Locally, gas prices in the Inland Empire started dropping about month ago, and they’re showing no signs of reversing direction.

By late last month, gas prices in Riverside and San Bernardino counties had dropped to an average of $3.37 a gallon for unleaded, down from $3.71 a gallon one year earlier, according to the automobile club.

At the same time, the average price of a gallon of gas in California was $3.39.

By last Thursday, gasbuddy.com – which provides information on fuel prices based on data gathered from nearly 13,000 service stations in the United States and Canada – was reporting that prices had dropped to $2.94 a gallon at one station in San Bernardino and $2.89 a gallon at a station in Riverside.
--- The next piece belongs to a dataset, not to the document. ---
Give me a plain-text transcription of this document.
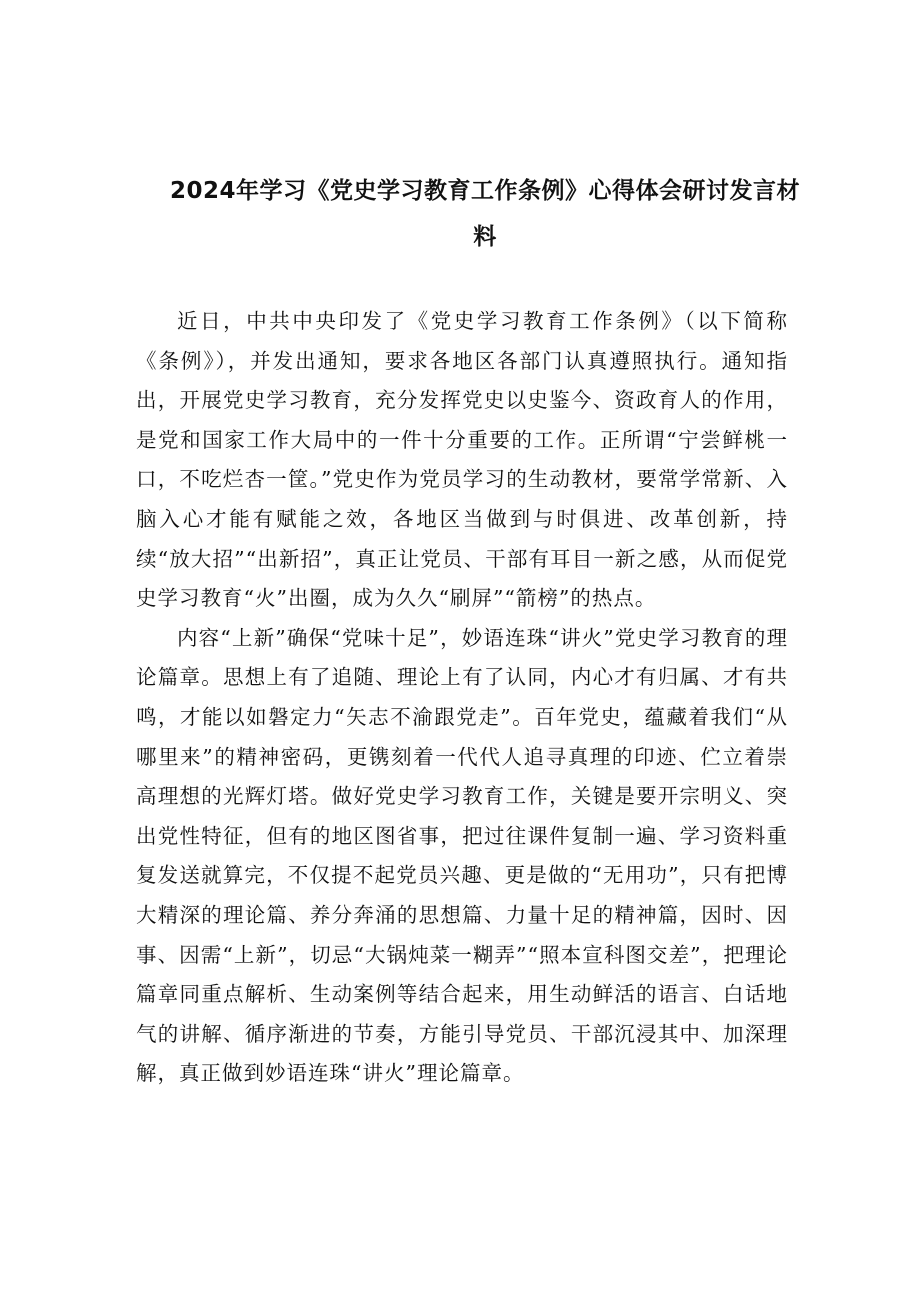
2024年学习《党史学习教育工作条例》心得体会研讨发言材料

近日，中共中央印发了《党史学习教育工作条例》（以下简称《条例》），并发出通知，要求各地区各部门认真遵照执行。通知指出，开展党史学习教育，充分发挥党史以史鉴今、资政育人的作用，是党和国家工作大局中的一件十分重要的工作。正所谓“宁尝鲜桃一口，不吃烂杏一筐。”党史作为党员学习的生动教材，要常学常新、入脑入心才能有赋能之效，各地区当做到与时俱进、改革创新，持续“放大招”“出新招”，真正让党员、干部有耳目一新之感，从而促党史学习教育“火”出圈，成为久久“刷屏”“箭榜”的热点。

内容“上新”确保“党味十足”，妙语连珠“讲火”党史学习教育的理论篇章。思想上有了追随、理论上有了认同，内心才有归属、才有共鸣，才能以如磐定力“矢志不渝跟党走”。百年党史，蕴藏着我们“从哪里来”的精神密码，更镌刻着一代代人追寻真理的印迹、伫立着崇高理想的光辉灯塔。做好党史学习教育工作，关键是要开宗明义、突出党性特征，但有的地区图省事，把过往课件复制一遍、学习资料重复发送就算完，不仅提不起党员兴趣、更是做的“无用功”，只有把博大精深的理论篇、养分奔涌的思想篇、力量十足的精神篇，因时、因事、因需“上新”，切忌“大锅炖菜一糊弄”“照本宣科图交差”，把理论篇章同重点解析、生动案例等结合起来，用生动鲜活的语言、白话地气的讲解、循序渐进的节奏，方能引导党员、干部沉浸其中、加深理解，真正做到妙语连珠“讲火”理论篇章。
Those were the lowest prices recorded in both cities, according to the website.

The drop in gas prices couldn’t have come at a better time for the retail industry, which is getting ready for a holiday shopping season, said Jackie Fernandez, a retail analyst with the Los Angeles office of Deloitte, the global accounting and financial consulting company.

“The way it looks now, lower gas prices are going to help immensely,” said Fernandez, who pointed out that the 2014 Christmas shopping season was looking good before gasoline prices started to drop because of the overall improvement in the economy. “People will have more disposable income, so they will have more to spend at Christmas.

“That’s especially true in Southern California, because people spend so much money on gas anyway. I just hope it lasts, because it bodes well for retailers if it does.”

Suzanne’s Flowers in Upland has gotten such a boost from the lower gas prices that it might be able to cut its $9.95 delivery fee, owner Norm Mathis said.

“We started to notice a change about one month ago, and it’s really been a big help,” said Mathis, who said the business makes between 40 and 50 deliveries on a typical day. “If it goes down even more, we might be able to charge what we were charging when we were paying $2.25 to $2.35 a gallon.”

Taxi cab drivers rent their cabs and pay for their own gasoline, so the drop in gas prices has been a positive development at San Bernardino Yellow Cab.

“Our drivers are happy, to say the least,” said Edik Elyasi, general manager of the company, which operates about 80 cabs in San Bernardino and Riverside counties. “The prices were getting so high some of them were having trouble staying in business.”